Health facilities in PNG. Facility administrators and other facility personnel were interviewed. Number of facility personnel interviewed was usually one for health centres and two or more for hospitals.

19 upper-level facilities (levels 5-7, provincial, regional and national hospitals) and 60 lower-level facilities (levels 3 and 4, health centres and district/rural hospitals).

Four service-types were used to understand readiness of surveyed health facilities in the provision of maternity care including obstetric care services (1) facility readiness to provide clinical services; (2) availability of family planningfirst level inpatient service providers is a major concern. To improve access to EmOC, level 3 and 4 facilities should be upgraded to at least BEmOC providers. Significant reduction in MMR will require improved access to CEmOC and optimal geographic location approach can identify facilities to be upgraded.

We used machine learning algorithms to track how the ranks of importance and the survival outcome of four socioeconomic determinants (place of residence, mother's level of education, wealth index and sex of the child) of under-5 mortality rate (U5MR) in sub-Saharan Africa have evolved.

This work consists of multiple cross-sectional studies.

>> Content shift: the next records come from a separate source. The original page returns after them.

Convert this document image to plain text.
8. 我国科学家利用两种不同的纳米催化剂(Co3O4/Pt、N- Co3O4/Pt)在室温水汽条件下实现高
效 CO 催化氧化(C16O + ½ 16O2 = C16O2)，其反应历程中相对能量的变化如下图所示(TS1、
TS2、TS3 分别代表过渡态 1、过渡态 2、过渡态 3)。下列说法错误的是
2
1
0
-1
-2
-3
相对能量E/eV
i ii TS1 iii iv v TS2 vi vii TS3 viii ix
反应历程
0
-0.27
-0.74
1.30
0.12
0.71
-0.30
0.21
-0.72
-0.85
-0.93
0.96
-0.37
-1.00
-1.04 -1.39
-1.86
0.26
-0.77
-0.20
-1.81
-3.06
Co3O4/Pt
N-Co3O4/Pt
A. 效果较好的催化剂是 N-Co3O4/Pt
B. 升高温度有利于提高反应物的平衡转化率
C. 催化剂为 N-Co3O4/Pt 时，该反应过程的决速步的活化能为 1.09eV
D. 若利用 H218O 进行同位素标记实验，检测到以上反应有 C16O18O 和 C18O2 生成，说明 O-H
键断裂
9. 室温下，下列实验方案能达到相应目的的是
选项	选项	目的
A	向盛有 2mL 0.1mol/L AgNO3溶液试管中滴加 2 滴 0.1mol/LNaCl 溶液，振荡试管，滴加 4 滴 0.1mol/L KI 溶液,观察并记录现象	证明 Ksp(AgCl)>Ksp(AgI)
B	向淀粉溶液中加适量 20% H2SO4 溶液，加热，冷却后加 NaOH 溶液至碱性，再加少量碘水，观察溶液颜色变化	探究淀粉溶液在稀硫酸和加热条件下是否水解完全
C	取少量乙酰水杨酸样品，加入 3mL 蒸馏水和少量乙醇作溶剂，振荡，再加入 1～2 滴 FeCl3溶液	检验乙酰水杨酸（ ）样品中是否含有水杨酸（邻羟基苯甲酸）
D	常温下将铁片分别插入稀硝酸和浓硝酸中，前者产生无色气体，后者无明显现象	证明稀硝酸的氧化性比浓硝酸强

We analysed data from the Demographic Health Surveys (DHS) collected from four countries; Uganda, Zimbabwe, Chad and Ghana, each randomly selected from the four subregions of sub-Saharan Africa.

Each country has multiple DHS datasets and a total of 11 datasets were selected for analysis. selleck inhibitor A total of n=85 688 children were drawn from the eleven datasets.

The primary outcome variable is U5MR; the secondary outcomes were to obtain the ranks of importance of the four socioeconomic factors over time and to compare the two machine learning models, the random survival forest (RSF) and the deep survival neural network (DeepSurv) in predicting U5MR.

Mother's education levet also shows that deep survival neural network models are efficient in predicting U5MR and should, therefore, be used in the big data era to draft evidence-based policies to achieve the third sustainable development goal.

To investigate the feasibility of eye-tracking-based testing of the speed of visual orienting in malnourished young children at rural clinics in Sierra Leone.

Prospective dual cohort study nested in a cluster-randomised trial.

8 sites participating in a cluster-randomised trial of supplementary feeding for moderate acute malnutrition (MAM).

For the MAM cohort, all infants aged 7-11 months at the eight sites were enrolled, 138 altogether. For controls, a convenience sample of all non-malnourished infants aged 7-11 months at the same sites were eligible, 60 altogether. A sample of 30 adults at the sites also underwent eye-tracking tests as a further control.

Infants with MAM were provided with supplementary feeding.

The primary outcomes were feasibility and reliability of eye-tracking-based testing of saccadic reaction time (SRT). Feasibility was assessed by the percent of successful tests in the infants. Reliability was measured with intraclass correlation coefficients (ICCs). Secondary outcomes weity in the detection of group level effects of supplementary feeding.

In the last half of the 20th century, many countries have already abolished antisuicide laws; however, more than 20 countries still adopt them. This paper is the first to systematically explore the association between criminalisation of suicide and national suicide rates in 171 countries/regions to examine the deterring effects of the antisuicide laws.

A cross-sectional ecological study.

171 countries in the world.

In 2012, 25 countries were identified to carry antisuicide laws. A linear regression analysis was adopted to explore the association between national suicide rates (log transformed) and criminalisation of suicide in the world in 2012, having controlled for the Human Development Index (HDI), majority religious affiliations and the national unemployment rate.

Sex-specific age standardised suicide mortality rates.

Criminalisation of suicide was associated with slightly increased national suicide rates (β estimate=0.29, 95% CI -0.04 to 0.61). Stronger association was found in women (β estimate=0.